Я согласно киваю. Мы идем правее, вдоль ручья, к деревянной люльке, издали очень напоминающей деревенский колодец. Вначале, когда мы с Лариской только появились в бухте Сомнительной, я пошутил и на ее вопрос: «Что это?» — ответил: «Колодец, из которого мы будем брать воду». — «А-а», — сказала она и перевела взгляд на наш будущий дом. А я расхохотался. Какой мог быть колодец на вечной мерзлоте, да еще посередине ручья?
Здесь я был раньше и знал, что подвеску оставила кинооператоры, с нее они снимали для фильма «Красная палатка» океанские льды. На оранжевых досках осталась четкая надпись: «Красная палатка». На второй день я подвел Лариску к этой достопримечательности и рассказал, как она здесь появилась. У Ларисы отчего-то было подавленное состояние, но она быстро спросила: «Как, здесь была Клаудиа Кардинале?» — «Конечно, — ответил я невозмутимо. Ее поднимали на вертолете и крупным планом снимали на фоне Ледовитого океана». Она была поражена. И может быть, унылый и дикий вид Сомнительной с той минуты показался ей миром, отмеченным пребыванием знаменитой артистки, людей, делающих фильмы. Я не стал разрушать возникшее очарование.
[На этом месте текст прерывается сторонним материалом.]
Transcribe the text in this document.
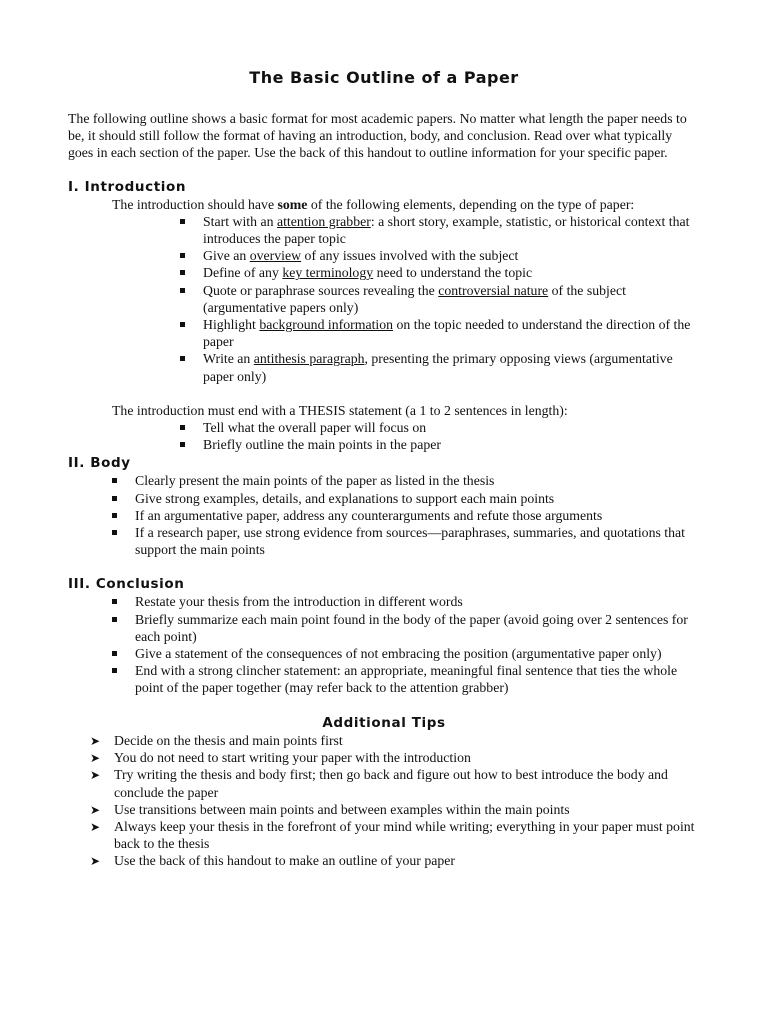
The Basic Outline of a Paper

The following outline shows a basic format for most academic papers. No matter what length the paper needs to be, it should still follow the format of having an introduction, body, and conclusion. Read over what typically goes in each section of the paper. Use the back of this handout to outline information for your specific paper.

I. Introduction
The introduction should have some of the following elements, depending on the type of paper:
Start with an attention grabber: a short story, example, statistic, or historical context that introduces the paper topic
Give an overview of any issues involved with the subject
Define of any key terminology need to understand the topic
Quote or paraphrase sources revealing the controversial nature of the subject (argumentative papers only)
Highlight background information on the topic needed to understand the direction of the paper
Write an antithesis paragraph, presenting the primary opposing views (argumentative paper only)
The introduction must end with a THESIS statement (a 1 to 2 sentences in length):
Tell what the overall paper will focus on
Briefly outline the main points in the paper
II. Body
Clearly present the main points of the paper as listed in the thesis
Give strong examples, details, and explanations to support each main points
If an argumentative paper, address any counterarguments and refute those arguments
If a research paper, use strong evidence from sources—paraphrases, summaries, and quotations that support the main points
III. Conclusion
Restate your thesis from the introduction in different words
Briefly summarize each main point found in the body of the paper (avoid going over 2 sentences for each point)
Give a statement of the consequences of not embracing the position (argumentative paper only)
End with a strong clincher statement: an appropriate, meaningful final sentence that ties the whole point of the paper together (may refer back to the attention grabber)
Additional Tips
➤ Decide on the thesis and main points first
➤ You do not need to start writing your paper with the introduction
➤ Try writing the thesis and body first; then go back and figure out how to best introduce the body and conclude the paper
➤ Use transitions between main points and between examples within the main points
➤ Always keep your thesis in the forefront of your mind while writing; everything in your paper must point back to the thesis
➤ Use the back of this handout to make an outline of your paper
С тех пор она любила бывать здесь.
За лето один бок подвески ушел в мелкий галечник, и прочитать название фильма можно было уже с трудом.
Лариска заглядывает внутрь, трогает скамью и задумывается. Может быть, ей тоже хотелось стать артисткой кино и быть такой же знаменитой, как итальянская КК?
— Пора, — я трогаю ее за плечо. Мы поворачиваем и направляемся к яме с моржатиной, будь она трижды проклята!
Лариса знает, что требуется: молча развязывает рюкзак и достает моток капронового троса.
Она старается не глядеть в яму с убитым медведем. А я гляжу. Пасть оскалена, передние лапы трогательно сложены на брюхе. В шерсти застрял коробок спичек — мой. Может быть, действительно не затевать всю эту возню? Ведь поймут — несчастный случай и ничего с этим не сделаешь. Нет, это может навсегда повредить делу. Поползут слухи: охотовед убил медведя. Лариска раздумывает, прыгать на медведя ей явно не хочется. В глазах страх. Она беспомощно, словно ища защиты, виновато оглядывается на меня.
— Давай, лапочка, — я легонько подталкиваю ее.
Зажмурившись, она прыгает, держась одной рукой за край ямы.
— Подведи трос под спину и свяжи на груди, — говорю я. — Мы это дело мигом…
Она приподнимает голову медведя и сразу опускает, на лице брезгливая гримаса:
— Костя, там кровь…
— Ну и что, что кровь! — кричу я. — Что там, одеколон должен быть? Поторопись. Нам еще дел до чертовой бабушки.
Она довольно проворно делает все, что надо.
— Давай руку. Выбирайся. Твои миссия окончена.
Я перекидываю трос через плечо и здоровой рукой тяну. В ту же минуту мне становится ужасно тоскливо. Не вытянуть нам этого медведя, не вы-тя-нуть! Раньше я поднимал стокилограммовую штангу! Но ведь двумя руками. Да и не медведя из ямы, в конце концов… Однако тяну изо всех сил, и глаза у меня, наверное, наливаются кровью. Напряжение передается в больную руку, она вспыхивает пламенем.